Daß im Zuge geistiger Befreiungsversuche die eine Fremdbestimmung häufig bloß durch eine andere ersetzt wird, ist leider eine traurige Tatsache. Darauf hat auch schon der Steiner wiederholt aufmerksam gemacht und wurde, leider, nicht verstanden.

Ich hatte völlig vergessen, daß wir damals unseren erfrischenden Libellenflug in Gesellschaft von hochgescheiten Witzenmann-Schülern redigierten. Mit ebendiesen Leuten habe ich schon seit Langem keinen Kontakt mehr.

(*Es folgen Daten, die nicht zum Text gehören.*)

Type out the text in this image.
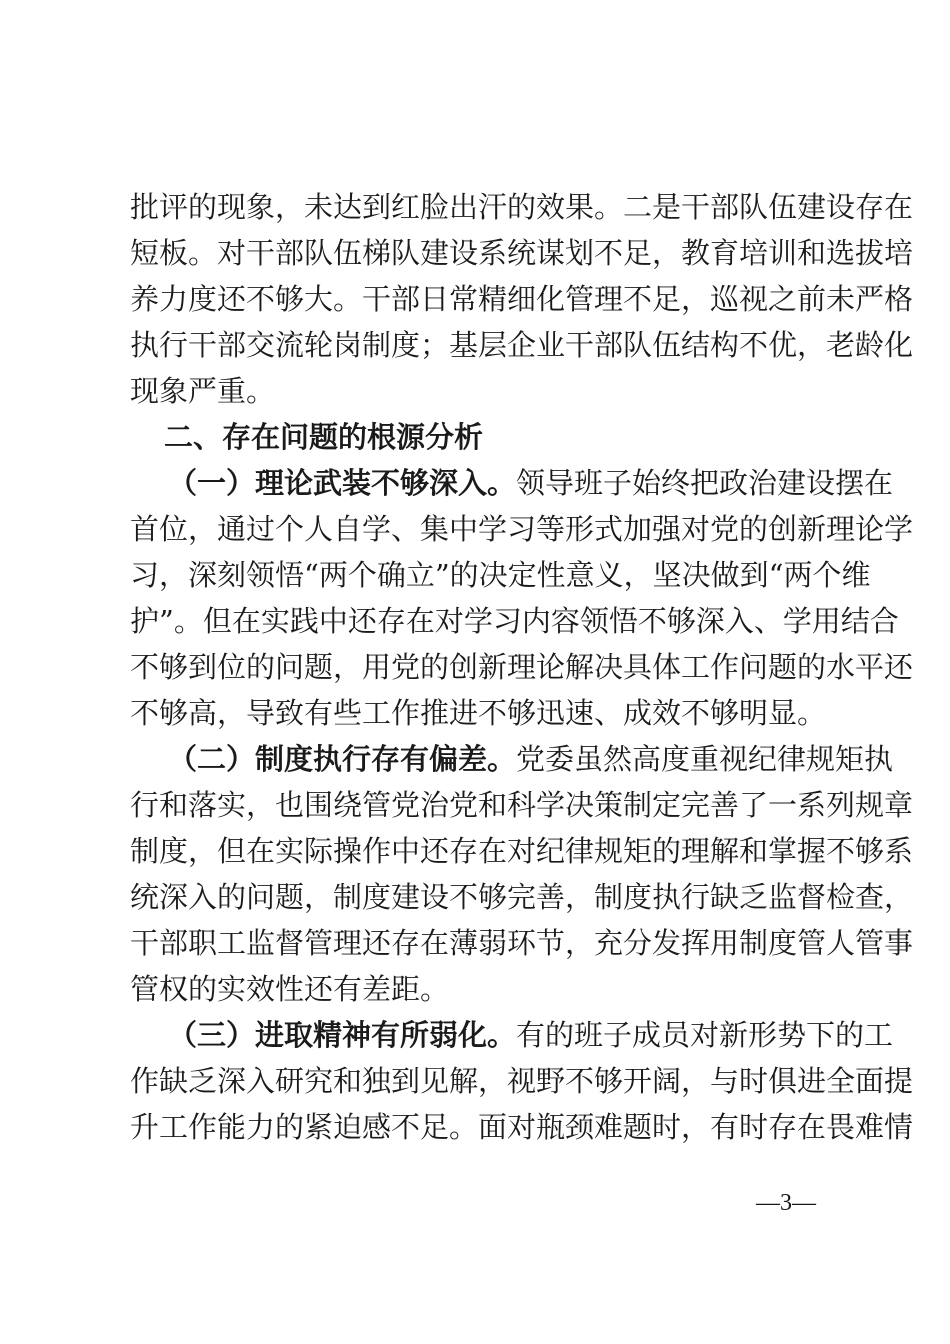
批评的现象，未达到红脸出汗的效果。二是干部队伍建设存在
短板。对干部队伍梯队建设系统谋划不足，教育培训和选拔培
养力度还不够大。干部日常精细化管理不足，巡视之前未严格
执行干部交流轮岗制度；基层企业干部队伍结构不优，老龄化
现象严重。
二、存在问题的根源分析
（一）理论武装不够深入。领导班子始终把政治建设摆在
首位，通过个人自学、集中学习等形式加强对党的创新理论学
习，深刻领悟“两个确立”的决定性意义，坚决做到“两个维
护”。但在实践中还存在对学习内容领悟不够深入、学用结合
不够到位的问题，用党的创新理论解决具体工作问题的水平还
不够高，导致有些工作推进不够迅速、成效不够明显。
（二）制度执行存有偏差。党委虽然高度重视纪律规矩执
行和落实，也围绕管党治党和科学决策制定完善了一系列规章
制度，但在实际操作中还存在对纪律规矩的理解和掌握不够系
统深入的问题，制度建设不够完善，制度执行缺乏监督检查，
干部职工监督管理还存在薄弱环节，充分发挥用制度管人管事
管权的实效性还有差距。
（三）进取精神有所弱化。有的班子成员对新形势下的工
作缺乏深入研究和独到见解，视野不够开阔，与时俱进全面提
升工作能力的紧迫感不足。面对瓶颈难题时，有时存在畏难情
—3—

Im Durchschnitt: selbstverliebte Welterretter; in permanentem Konkurrenzkampf untereinander, wer denn nun der Klügste ist, und in hochnäsiger Überheblichkeit gegenüber all den anderen ringsum.

Eigentlich waren wir mit unserem Libellenflug der eigentlichen Steinerei viel näher als diese hochweisen Tagungshengste… Damals wusste ich das nicht; jetzt weiß ich es und finde es umso amüsanter, daß wir die Libellen unbemerkt eben in diesem Umfeld zusammenstellten.

♦♦♦

Daß die Schilderung meines Gesprächs mit Witzenmann so patriarchalisch klingt, liegt an der patriarchalischen Gesinnung des Verfassers jenes Buches. In Wirklichkeit war er nicht im Geringsten patriarchalisch. Man unterhielt sich auf Augenhöhe und verstand sich.

Witzenmann blickte wirklich gut durch; und – was typisch ist für Leute mit gutem Durchblick – ist nicht im Geringsten patriarchalisch, sondern im Gegenteil äußerst bescheiden. Patriarchalische Gesinnung ist mehr für kleinkarierte Gernegroße.

Für H. und die meisten sonstigen Sozialästheten war ich einfach nur ein Spinner; und so konnte eine Autorität wie Witzenmann in ihren Augen sich mit diesem armen Spinner nur therapeutisch von oben herab unterhalten.

Ich verstand das sofort, als man mir dieses Zitat zuschickte, und war nicht im Geringsten beleidigt; war bloß amüsiert, wie er sich mit seiner „patriarchalischen Gesinnung“ bloßstellt.